At sight of Hugh he uttered a sound of joy, and bounding
forward planted both feet within the door ere Hugh had
time to reach it.

“Thar's the old colonel now,” whispered Claib, just as
the colonel appeared to claim his runaway.

But Rocket kept them all at bay, snapping, striking,
and kicking at every one who ventured to approach him.
With compressed lip and moody face Hugh watched the
proceeding for a time, now laughing at the frightened
negroes hiding behind the lye leach to escape the range
of Rocket's heels, and again groaning mentally as he met
the half human look of Rocket's eyes turned to him as if
for aid.

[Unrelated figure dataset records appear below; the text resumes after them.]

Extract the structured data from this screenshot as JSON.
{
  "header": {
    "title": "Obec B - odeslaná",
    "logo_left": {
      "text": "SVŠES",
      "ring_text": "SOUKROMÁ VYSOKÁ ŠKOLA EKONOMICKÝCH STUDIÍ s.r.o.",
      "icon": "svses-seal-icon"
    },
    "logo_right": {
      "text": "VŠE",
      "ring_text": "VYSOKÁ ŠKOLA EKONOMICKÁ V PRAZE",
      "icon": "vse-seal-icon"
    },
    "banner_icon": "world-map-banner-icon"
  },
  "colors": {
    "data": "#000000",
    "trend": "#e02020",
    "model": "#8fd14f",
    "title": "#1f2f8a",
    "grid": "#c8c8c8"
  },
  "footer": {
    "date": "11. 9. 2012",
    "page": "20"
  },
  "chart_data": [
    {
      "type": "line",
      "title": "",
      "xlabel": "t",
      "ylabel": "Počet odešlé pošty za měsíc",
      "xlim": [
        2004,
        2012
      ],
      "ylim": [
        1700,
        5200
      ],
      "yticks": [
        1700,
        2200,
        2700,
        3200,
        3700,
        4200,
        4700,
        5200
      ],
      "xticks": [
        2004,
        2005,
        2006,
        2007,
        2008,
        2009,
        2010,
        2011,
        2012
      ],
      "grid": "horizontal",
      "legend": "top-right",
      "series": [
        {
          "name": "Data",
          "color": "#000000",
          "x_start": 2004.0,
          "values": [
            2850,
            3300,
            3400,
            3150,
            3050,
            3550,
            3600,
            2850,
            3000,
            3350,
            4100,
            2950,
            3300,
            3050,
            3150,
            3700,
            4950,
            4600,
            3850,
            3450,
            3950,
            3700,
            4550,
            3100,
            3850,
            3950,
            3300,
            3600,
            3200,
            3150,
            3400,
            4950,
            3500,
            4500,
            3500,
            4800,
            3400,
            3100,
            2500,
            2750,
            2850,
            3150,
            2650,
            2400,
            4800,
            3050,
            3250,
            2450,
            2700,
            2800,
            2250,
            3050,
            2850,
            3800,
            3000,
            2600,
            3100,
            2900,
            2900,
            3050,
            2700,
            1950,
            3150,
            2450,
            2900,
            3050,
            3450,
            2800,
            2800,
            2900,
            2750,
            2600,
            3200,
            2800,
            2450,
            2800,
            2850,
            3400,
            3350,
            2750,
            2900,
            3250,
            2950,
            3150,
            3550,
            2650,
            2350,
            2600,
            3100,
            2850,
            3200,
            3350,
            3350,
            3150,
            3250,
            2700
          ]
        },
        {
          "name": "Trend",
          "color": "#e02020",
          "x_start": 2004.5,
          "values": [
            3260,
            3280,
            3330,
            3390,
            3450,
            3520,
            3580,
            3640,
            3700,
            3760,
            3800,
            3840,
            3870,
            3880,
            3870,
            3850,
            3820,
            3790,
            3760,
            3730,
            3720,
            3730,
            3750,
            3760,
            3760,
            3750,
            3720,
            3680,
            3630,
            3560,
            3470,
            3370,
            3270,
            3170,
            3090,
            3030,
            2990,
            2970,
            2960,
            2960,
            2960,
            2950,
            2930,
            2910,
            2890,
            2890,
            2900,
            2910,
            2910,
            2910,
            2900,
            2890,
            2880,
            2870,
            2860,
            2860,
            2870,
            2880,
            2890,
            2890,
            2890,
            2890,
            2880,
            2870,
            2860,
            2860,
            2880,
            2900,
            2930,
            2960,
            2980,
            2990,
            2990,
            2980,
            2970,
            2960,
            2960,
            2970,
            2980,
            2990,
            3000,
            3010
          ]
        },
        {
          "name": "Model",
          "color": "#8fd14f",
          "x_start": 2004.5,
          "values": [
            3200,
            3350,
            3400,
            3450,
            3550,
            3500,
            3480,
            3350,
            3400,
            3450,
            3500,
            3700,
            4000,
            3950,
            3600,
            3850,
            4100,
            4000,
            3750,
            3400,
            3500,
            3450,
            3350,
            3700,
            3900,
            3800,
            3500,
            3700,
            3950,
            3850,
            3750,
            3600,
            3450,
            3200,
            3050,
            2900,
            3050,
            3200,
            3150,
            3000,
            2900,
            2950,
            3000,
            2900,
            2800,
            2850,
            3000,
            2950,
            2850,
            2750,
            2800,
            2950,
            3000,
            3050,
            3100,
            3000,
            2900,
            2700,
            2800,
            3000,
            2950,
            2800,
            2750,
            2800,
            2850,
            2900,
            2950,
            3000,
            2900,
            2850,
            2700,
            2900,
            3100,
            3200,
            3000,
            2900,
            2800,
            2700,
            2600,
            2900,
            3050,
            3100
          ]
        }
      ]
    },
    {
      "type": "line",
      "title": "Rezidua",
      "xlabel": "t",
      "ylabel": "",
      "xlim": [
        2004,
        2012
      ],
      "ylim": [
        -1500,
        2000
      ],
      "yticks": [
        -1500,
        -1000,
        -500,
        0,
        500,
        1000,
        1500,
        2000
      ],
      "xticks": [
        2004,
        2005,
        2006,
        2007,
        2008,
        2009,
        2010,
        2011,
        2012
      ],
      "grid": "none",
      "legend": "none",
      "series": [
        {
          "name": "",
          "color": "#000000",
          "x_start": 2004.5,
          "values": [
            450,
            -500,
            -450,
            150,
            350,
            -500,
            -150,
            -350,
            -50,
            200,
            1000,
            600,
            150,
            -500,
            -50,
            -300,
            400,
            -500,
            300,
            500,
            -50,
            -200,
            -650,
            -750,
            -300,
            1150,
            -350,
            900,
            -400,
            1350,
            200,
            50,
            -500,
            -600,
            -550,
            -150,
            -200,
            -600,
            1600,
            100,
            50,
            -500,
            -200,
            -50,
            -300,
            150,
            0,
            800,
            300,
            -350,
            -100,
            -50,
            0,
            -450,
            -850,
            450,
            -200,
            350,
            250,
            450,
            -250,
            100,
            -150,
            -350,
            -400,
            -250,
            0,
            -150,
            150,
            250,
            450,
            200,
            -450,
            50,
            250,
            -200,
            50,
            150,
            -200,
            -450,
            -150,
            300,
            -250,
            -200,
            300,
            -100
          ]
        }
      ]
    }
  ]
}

At last rising from the spot where he had been
sitting he gave the whistle which Rocket always obeyed,
and in an instant the sagacious animal was at his side,
trying to lick the hands which would not suffer the caress
lest his courage should give way.

“I'll take him home myself,” he said to the old colonel,
emerging from his hiding place behind the leach, and
bidding Claib follow with another horse, Hugh went a
second time to Colonel Tiffton's farm.

Leading Rocket into the stable he fastened him to the
stall, and then with his arms around his neck talked to
him as if he had been a refractory, disobedient child. We
do not say he was understood, but after one long, despairing
cry, which rang in Hugh's ears for many a day and
night, Rocket submitted to his fate, and staid quietly
with the colonel, who petted him if possible more than
Hugh had done, without, however, receiving from him
the slightest token of affection in return.